Studio album by La Arrolladora Banda El Limón
- Released: March 24, 2009
- Genre: Banda
- Label: Disa

La Arrolladora Banda El Limón chronology
| La Más Completa Colección... (2009) | Más Adelante (2009) | Todo Depende de Tí (2010) |

= Más Adelante =

Más Adelante (Ahead) is the title of a studio album released by the banda (music band) La Arrolladora Banda El Limón.
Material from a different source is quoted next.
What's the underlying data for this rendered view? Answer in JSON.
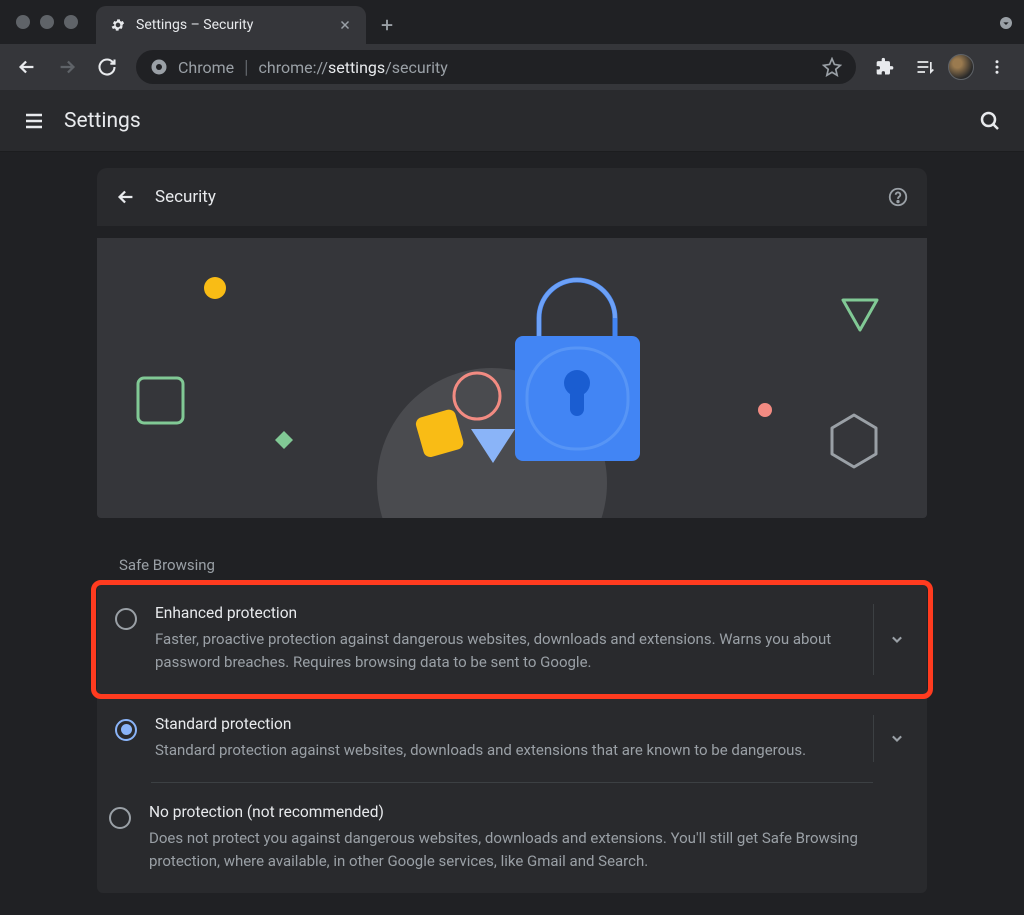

This album became their first number-one set on the Billboard Top Latin Albums chart.

==Track listing==
The track listing from Allmusic.

| No. | Title | Writer(s) | Length |
|---|---|---|---|
| 1. | "La Calabaza" | Jesús Omar Tarazón | 3:24 |
| 2. | "Colgada a Mi Cuello" | Horacio Palencia | 3:18 |
| 3. | "Ya Es Muy Tarde" | Palencia | 3:03 |
| 4. | "Más Adelante" | Isidro Chávez | 3:34 |
| 5. | "Carita de Perdón" | Chávez | 3:06 |
| 6. | "Mañana en Tu Olvido" | Alberto Mercado | 4:26 |
| 7. | "El Árbol de La Horca" | Paulino Vargas | 3:19 |
| 8. | "Mi Error" | Tarazón | 3:33 |
| 9. | "Te Estaré Esperando" | Palencia | 4:06 |
| 10. | "Tu Risa" | Ricardo Valenzuela | 3:41 |
| 11. | "La Balanza" | Teófilo Villa | 2:54 |
| 12. | "Si Yo Te Contara" | Chávez | 3:47 |
| 13. | "Como Pez en el Agua" | Palencia | 3:04 |
| 14. | "Sabor al Caldo" | Tarazón | 3:00 |
| 15. | "Como Perro Atropellado" | Villa | 3:22 |

==Charts==

===Weekly charts===

| Chart (2009) | Peak position |
|---|---|
| US Billboard 200 | 66 |
| US Top Latin Albums (Billboard) | 1 |
| US Regional Mexican Albums (Billboard) | 1 |

===Year-end charts===

| Chart (2009) | Position |
|---|---|
| US Top Latin Albums (Billboard) | 23 |

==Sales and certifications==

| Region | Certification | Certified units/sales |
| Mexico (AMPROFON) | Platinum+Gold | 120,000^{^} |
^{^} Shipments figures based on certification alone.